Finding ways to make sure payment is made on time or, at the very least, is made at all, is of critical importance to construction industry participants. One of the most powerful tools available to construction companies to secure payment of what they have earned is the mechanics lien. A mechanics lien secures the amount due by tying the debt to the improved property itself, and accordingly, provides a strong incentive for the property owner to make sure all of the participants on the project get paid appropriately.
With all of the ways mechanics liens can work to get you paid, it’s no wonder that questions constantly surround who can use this tool. While mechanics lien statutes generally provide relatively broad protection to the parties who furnish labor and/or material to for the improvement of real property – questions can arise related to many aspects of what actually counts. One relatively common question is whether equipment rental companies have mechanics lien protection on their projects.
Equipment Rental Companies Generally Have Mechanics Lien Rights
Mechanics lien laws are really state statutes created by each state’s legislature, and most legislatures have noted that the protection afforded by mechanics liens should be broadly applied to the benefit of parties – all of the construction companies participating on the job – that are seeking protection. While this is by no means a hard and fast rule, the general idea would be that absent a provision that specifically defines a project participant as unprotected by mechanics liens, the scale would tip toward the availability of a mechanics lien as an option. In some states and some cases, participants like suppliers-to-suppliers or parties some significant way down the contracting chain, are expressly forbidden from claiming mechanics lien protection – but this is rarely the case for equipment rental companies.
However, the fact that it is rare for equipment lessors to be specifically defined as unprotected is not the end of the story. While many states clearly address the mechanics lien right for equipment rental companies (with some even going so far as to require additional statutory notice requirements or impose different deadlines) the rules in some other states are confusing or ambiguous.
Sometimes There’s No Black & White Answer
In most of the states that don’t specifically mention equipment rental companies as parties allowed to file mechanics liens, the answer to ‘who can file’ can be complicated.
In some states, the answer may depend on whether the equipment lessor also furnished labor. In other states, access to lien rights depends on whether the equipment lessor identifies as a subcontractor.
The rules, court decisions, and lawyer interpretations do not do a whole lot to clarify whether mechanics lien protection extends to equipment lessors in many of these ambiguous states, and equipment rental companies may be in a sort of limbo until a case finally makes it to the state’s supreme court and provides the waited for clarification.
Until then, while there are certainly aspects of some state law that make the applicability of mechanics liens for equipment lessors questionable, it seems like the best course of action is generally to err on the side of protection. Equipment rental companies would be best served to act as is they are protected in all situations, and use the notice and lien process to secure the amounts owed to them.

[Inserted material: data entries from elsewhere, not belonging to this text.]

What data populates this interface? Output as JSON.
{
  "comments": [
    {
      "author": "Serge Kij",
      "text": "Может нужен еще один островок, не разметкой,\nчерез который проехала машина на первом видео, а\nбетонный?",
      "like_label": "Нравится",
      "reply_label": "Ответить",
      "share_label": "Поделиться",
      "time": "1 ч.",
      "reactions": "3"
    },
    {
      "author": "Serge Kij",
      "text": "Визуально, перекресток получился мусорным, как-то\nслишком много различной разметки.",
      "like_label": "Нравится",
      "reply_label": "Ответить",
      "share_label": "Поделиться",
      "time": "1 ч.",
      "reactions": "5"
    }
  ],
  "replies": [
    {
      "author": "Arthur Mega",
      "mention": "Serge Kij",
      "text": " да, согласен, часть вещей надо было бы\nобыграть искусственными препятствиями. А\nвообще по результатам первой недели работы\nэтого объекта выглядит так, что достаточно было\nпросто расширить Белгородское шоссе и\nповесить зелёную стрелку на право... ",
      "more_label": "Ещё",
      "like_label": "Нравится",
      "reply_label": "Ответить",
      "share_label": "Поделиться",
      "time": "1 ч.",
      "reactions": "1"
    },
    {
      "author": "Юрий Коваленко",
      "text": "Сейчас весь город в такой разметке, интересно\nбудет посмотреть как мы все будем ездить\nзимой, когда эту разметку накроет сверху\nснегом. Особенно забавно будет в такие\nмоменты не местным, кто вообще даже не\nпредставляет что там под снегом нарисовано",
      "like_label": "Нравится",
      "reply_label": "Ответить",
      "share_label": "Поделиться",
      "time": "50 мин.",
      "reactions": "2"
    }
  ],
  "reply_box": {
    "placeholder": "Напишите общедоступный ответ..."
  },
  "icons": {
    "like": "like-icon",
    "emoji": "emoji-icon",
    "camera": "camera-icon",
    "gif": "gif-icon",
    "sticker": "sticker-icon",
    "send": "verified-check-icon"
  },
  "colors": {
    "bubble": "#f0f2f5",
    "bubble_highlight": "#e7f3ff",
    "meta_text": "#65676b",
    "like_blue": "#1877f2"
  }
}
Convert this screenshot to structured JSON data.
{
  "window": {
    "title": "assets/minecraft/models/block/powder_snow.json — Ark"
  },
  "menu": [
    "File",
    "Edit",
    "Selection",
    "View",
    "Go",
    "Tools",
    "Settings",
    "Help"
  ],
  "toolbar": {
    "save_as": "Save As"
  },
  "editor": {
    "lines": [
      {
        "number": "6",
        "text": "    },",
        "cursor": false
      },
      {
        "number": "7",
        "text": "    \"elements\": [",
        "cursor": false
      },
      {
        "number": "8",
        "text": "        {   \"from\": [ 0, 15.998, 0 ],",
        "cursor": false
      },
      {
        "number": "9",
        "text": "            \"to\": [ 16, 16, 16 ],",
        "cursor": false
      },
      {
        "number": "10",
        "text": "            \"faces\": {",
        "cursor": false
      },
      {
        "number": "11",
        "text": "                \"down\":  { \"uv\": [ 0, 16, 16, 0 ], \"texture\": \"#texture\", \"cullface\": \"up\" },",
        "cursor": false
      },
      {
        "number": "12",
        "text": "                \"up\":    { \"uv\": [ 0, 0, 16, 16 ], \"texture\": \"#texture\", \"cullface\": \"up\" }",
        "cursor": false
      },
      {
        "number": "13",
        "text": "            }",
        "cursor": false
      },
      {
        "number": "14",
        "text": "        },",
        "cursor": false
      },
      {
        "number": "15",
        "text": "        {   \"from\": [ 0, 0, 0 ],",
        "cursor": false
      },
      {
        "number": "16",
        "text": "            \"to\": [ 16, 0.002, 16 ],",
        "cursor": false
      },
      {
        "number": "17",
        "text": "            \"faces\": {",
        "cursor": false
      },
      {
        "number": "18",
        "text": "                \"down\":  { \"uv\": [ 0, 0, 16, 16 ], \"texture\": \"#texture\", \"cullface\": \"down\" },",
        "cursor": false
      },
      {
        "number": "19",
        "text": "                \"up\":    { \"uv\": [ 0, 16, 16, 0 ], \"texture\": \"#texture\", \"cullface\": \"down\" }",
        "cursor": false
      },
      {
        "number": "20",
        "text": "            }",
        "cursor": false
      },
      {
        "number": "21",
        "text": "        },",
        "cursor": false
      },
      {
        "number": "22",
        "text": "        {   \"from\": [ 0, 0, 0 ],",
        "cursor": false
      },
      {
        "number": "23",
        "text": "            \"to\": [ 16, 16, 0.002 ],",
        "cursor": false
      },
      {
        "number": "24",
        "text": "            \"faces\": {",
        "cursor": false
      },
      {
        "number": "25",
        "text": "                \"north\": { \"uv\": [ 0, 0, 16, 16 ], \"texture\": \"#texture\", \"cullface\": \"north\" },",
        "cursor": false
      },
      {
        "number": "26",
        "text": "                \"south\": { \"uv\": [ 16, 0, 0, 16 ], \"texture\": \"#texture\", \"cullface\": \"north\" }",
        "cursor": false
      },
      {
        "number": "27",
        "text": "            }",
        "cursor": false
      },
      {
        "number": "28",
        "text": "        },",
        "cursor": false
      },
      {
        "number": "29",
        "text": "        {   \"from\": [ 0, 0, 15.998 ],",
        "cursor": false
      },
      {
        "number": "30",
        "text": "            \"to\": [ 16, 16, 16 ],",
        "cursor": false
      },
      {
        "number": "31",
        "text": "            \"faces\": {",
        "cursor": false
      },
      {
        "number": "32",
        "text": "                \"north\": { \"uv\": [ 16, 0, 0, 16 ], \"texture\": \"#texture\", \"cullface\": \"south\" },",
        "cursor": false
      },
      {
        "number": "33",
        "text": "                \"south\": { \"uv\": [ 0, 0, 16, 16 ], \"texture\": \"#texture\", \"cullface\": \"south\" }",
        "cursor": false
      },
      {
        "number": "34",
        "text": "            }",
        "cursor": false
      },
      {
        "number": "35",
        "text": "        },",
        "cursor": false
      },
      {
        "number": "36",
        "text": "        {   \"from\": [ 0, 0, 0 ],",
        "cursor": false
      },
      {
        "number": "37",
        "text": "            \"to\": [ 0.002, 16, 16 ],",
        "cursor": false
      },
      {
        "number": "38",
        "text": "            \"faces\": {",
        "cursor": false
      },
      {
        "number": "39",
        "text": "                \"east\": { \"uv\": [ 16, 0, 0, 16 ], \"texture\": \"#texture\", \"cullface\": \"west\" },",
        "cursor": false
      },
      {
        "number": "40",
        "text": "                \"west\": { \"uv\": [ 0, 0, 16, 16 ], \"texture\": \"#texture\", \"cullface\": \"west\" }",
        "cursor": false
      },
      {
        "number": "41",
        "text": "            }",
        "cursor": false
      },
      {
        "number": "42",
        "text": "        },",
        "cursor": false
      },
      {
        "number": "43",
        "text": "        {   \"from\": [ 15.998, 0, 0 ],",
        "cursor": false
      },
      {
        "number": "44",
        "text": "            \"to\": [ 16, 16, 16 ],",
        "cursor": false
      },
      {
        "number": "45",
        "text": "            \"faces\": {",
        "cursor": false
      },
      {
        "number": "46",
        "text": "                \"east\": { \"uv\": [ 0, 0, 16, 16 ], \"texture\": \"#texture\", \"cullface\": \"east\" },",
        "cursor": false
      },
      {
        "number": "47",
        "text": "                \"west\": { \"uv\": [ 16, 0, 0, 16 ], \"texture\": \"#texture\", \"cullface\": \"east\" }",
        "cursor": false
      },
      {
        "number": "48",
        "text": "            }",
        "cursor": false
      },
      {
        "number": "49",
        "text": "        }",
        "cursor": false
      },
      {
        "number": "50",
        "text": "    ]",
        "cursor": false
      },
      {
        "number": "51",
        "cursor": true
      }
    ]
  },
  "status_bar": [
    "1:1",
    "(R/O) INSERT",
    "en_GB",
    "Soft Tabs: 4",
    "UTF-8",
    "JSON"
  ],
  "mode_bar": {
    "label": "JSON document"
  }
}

This stance can be adjusted to the extent that there are future legal decisions or statutory clarifications made during a state legislative session to disallow lien protection to equipment lessors, but, given the time that the laws have remained ambiguous (or trended toward protection), a change in that direction would be relatively surprising. Given the additional benefits associated with providing preliminary notice, it makes little sense to abandon that practice and, since the general case is that equipment lessors are protected, on the off-chance a lien is needed it’s much more likely it will be allowed than disallowed.